Degree of confidence
FDG-PET has a reported sensitivity of approximately 50% for the detection of skeletal prostatic metastases. In general, FDG-PET has an excellent detection rate for lytic skeletal metastases, but it has a poor detection rate for sclerotic metastases. Disease that localizes within the prostate and pelvic lymph nodes can be difficult to image because of the proximity of bladder activity. The sensitivity of FDG-PET for detecting disease recurrence after radical prostatectomy is currently less than 50%.11 C-acetate and11 C-choline imaging have shown promise as alternatives to FDG-PET imaging in prostate cancer, but these are less readily available than FDG-PET techniques.

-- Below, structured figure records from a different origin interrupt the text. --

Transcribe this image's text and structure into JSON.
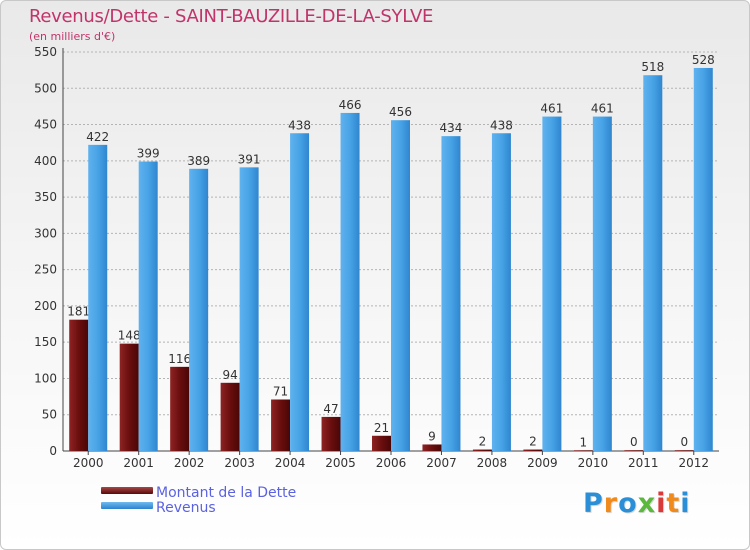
{
  "chart_data": {
    "type": "bar",
    "title": "Revenus/Dette - SAINT-BAUZILLE-DE-LA-SYLVE",
    "subtitle": "(en milliers d'€)",
    "categories": [
      "2000",
      "2001",
      "2002",
      "2003",
      "2004",
      "2005",
      "2006",
      "2007",
      "2008",
      "2009",
      "2010",
      "2011",
      "2012"
    ],
    "series": [
      {
        "name": "Montant de la Dette",
        "color": "#6a0e0e",
        "values": [
          181,
          148,
          116,
          94,
          71,
          47,
          21,
          9,
          2,
          2,
          1,
          0,
          0
        ],
        "labels": [
          "181",
          "148",
          "116",
          "94",
          "71",
          "47",
          "21",
          "9",
          "2",
          "2",
          "1",
          "0",
          "0"
        ]
      },
      {
        "name": "Revenus",
        "color": "#3d9be0",
        "values": [
          422,
          399,
          389,
          391,
          438,
          466,
          456,
          434,
          438,
          461,
          461,
          518,
          528
        ],
        "labels": [
          "422",
          "399",
          "389",
          "391",
          "438",
          "466",
          "456",
          "434",
          "438",
          "461",
          "461",
          "518",
          "528"
        ]
      }
    ],
    "ylim": [
      0,
      550
    ],
    "yticks": [
      0,
      50,
      100,
      150,
      200,
      250,
      300,
      350,
      400,
      450,
      500,
      550
    ],
    "ytick_labels": [
      "0",
      "50",
      "100",
      "150",
      "200",
      "250",
      "300",
      "350",
      "400",
      "450",
      "500",
      "550"
    ],
    "grid": true,
    "legend_position": "bottom-left"
  },
  "branding": {
    "letters": [
      "P",
      "r",
      "o",
      "x",
      "i",
      "t",
      "i"
    ],
    "colors": [
      "#2a8fd6",
      "#f08a1c",
      "#2a8fd6",
      "#5ab83c",
      "#d83a3a",
      "#f08a1c",
      "#2a8fd6"
    ]
  },
  "colors": {
    "title": "#c1336b",
    "legend_text": "#5b62e0",
    "axis_text": "#333333"
  }
}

In a review of 631 scans,[28] the sensitivity and specificity of capromab pendetide for lymph node metastases were 62% and 72%, respectively; for prostatic fossa recurrence, they were 49% and 71%, respectively. Two roles of capromab pendetide imaging may be advocated: evaluation of newly diagnosed high-grade prostate cancer before definitive treatment and assessment of men with rising PSA levels after definitive treatment (radiotherapy or radical surgery). The fusion of capromab pendetide images with CT or MRI scans can provide details of prostate cancer localization and improve the low spatial resolution of the capromab pendetide images.
False positives/negatives
False-positive bone scan findings may be the result of increased uptake on bone scans not caused by a skeletal abnormality. Artifacts may result from the presence of tracer at the injection site, scars from recent operations, and sweat in the axillae. Physiologic variants that cause false-positive findings may include calcification of cartilage, an inferior angle of the scapula, and bladder diverticulum. Increased tracer uptake on bone scan may be demonstrated as a result of metastatic disease, joint disease, fracture, Paget disease, osteomyelitis, or surgery.